Rebeka Warrior (Sexy Sushi et Mansfield.TYA) et Vitalic délaissent leurs projets respectifs pour créer un duo : Kompromat. Elle chante en allemand sur une techno à l’énergie rock qu’il veut actuelle, mais référencée.

Ayant appris le russe à l’école, Pascal Arbez-Nicolas avait vite fait de prendre le pseudo de Dima puis d’inventer ensuite avec celui de Vitalic toute une histoire (celle d’une famille ukrainienne vendant des fourrures de loutre et celle d’un joueur de trubcka passé à la techno). Aujourd’hui, il baptise Kompromat, son duo avec Julie Lanoë, échappée un temps de Sexy Sushi et de Mansfield.TYA. Mais c’est la langue de Goethe qui les inspire. Ou plutôt, se souvient-il, c’est l’inverse : « J’avais composé l’instrumental de ce qui deviendrait Niemand. La musique m’a inspiré des paroles en allemand lorsque je l’écoutais. »

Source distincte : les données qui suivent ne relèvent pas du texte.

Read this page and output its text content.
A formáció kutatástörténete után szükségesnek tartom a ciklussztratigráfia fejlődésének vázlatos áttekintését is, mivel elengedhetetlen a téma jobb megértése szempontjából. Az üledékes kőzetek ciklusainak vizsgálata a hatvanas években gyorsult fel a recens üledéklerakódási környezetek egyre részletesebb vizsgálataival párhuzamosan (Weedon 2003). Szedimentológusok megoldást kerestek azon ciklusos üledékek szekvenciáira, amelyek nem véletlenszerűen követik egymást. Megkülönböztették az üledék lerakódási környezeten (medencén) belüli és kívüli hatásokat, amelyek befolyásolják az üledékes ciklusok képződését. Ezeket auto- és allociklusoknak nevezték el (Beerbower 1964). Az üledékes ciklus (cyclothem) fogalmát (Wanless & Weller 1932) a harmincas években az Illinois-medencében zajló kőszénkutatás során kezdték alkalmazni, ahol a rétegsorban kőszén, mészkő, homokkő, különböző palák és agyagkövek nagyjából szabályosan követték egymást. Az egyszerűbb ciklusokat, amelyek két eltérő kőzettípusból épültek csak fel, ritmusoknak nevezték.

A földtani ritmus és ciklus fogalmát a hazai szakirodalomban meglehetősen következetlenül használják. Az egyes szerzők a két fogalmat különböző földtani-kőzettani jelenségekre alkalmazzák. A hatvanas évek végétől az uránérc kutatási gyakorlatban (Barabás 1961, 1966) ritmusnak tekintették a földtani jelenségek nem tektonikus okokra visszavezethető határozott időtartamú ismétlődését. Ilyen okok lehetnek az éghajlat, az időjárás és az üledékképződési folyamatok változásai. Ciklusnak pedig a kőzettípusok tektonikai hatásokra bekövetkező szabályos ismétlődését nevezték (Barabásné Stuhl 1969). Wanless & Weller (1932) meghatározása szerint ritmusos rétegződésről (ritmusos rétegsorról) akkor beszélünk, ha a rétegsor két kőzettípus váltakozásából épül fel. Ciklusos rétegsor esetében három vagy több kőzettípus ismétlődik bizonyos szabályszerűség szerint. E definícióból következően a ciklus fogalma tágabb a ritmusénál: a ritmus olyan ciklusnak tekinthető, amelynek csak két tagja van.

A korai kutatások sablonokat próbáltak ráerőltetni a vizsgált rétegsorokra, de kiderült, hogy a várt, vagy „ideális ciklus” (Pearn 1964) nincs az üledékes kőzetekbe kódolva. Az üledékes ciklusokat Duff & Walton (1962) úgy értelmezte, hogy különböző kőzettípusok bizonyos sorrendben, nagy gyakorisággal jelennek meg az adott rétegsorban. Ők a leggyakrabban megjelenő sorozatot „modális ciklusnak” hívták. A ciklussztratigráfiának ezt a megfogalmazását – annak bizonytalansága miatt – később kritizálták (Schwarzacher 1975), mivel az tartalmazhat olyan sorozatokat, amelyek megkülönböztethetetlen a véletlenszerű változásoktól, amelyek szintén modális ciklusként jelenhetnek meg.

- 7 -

Et voici donc une techno très actuelle qui se souvient des musiques électroniques qui l’ont précédée : l’Electronic Body Music (D.A.F., Liaisons Dangereuses…), la musique industrielle de Einstürzende Neubauten ou même la disco électronique de Giorgio Moroder. « Notre musique est entre disco et rock. L’allemand est une langue amusante, car on peut créer des mots en les combinant. Ça rappelait l’époque de la Communauté européenne du charbon et de l’acier. C’est vrai qu’en termes d’export, chanter en allemand, c’est peut-être se tirer une balle dans le pied. Et on ne passera certainement pas à la radio en France » s’amuse Julia, qui s’est essayée, sans conviction à chanter en espagnol, comme le groupe Liaisons Dangereuses. Fin 2018, après avoir quasiment terminé d’écrire les textes en allemand, Julia est allée quelques semaines à Berlin. Au programme : cours d’allemand le matin, sieste l’après-midi et sorties en club la nuit.  

Techno punk

Kompromat ne joue pas la carte de la new wave sombre, voire morbide. Les paroles sont tout au plus mélancoliques, elles évoquent les cycles de la nature ou la transformation des êtres. (« Je suis une pierre sous une pierre sous une pierre/ Je me déplace si lentement », dans Niemand« Ich bin ein Stein unter einem Stein unter einem Stein/ Ich bewege mich so langsam »). Le français fait son apparition par-ci par-là, en écho aux sonorités germaniques.

Pascal et Julia ont en commun d’avoir écouté plus jeunes du punk, Iggy Pop pour le premier, Bérurier Noir pour la seconde, mais aussi d’avoir été conquis par un autre duo techno : Miss Kittin & the Hacker. Julia se souvient : « J’ai adoré cette période electroclash initiée par les Daft Punk, qui a mis du rock dans l’électro. Cela a amené un peu de glamour et de paillettes. » Pascal ajoute : « Kittin & the Hacker, je trouvais ça pourri, mais finalement j’écoutais en boucle. Ça changeait de la techno à la Jeff Mills. »

Sur scène, Kompromat a un air de déjà vu pour ceux qui ont assisté à un concert de Miss Kittin & the Hacker. Julia au micro et Pascal aux machines, mais les rôles ne sont pas figés, et leur musique est sans compromis.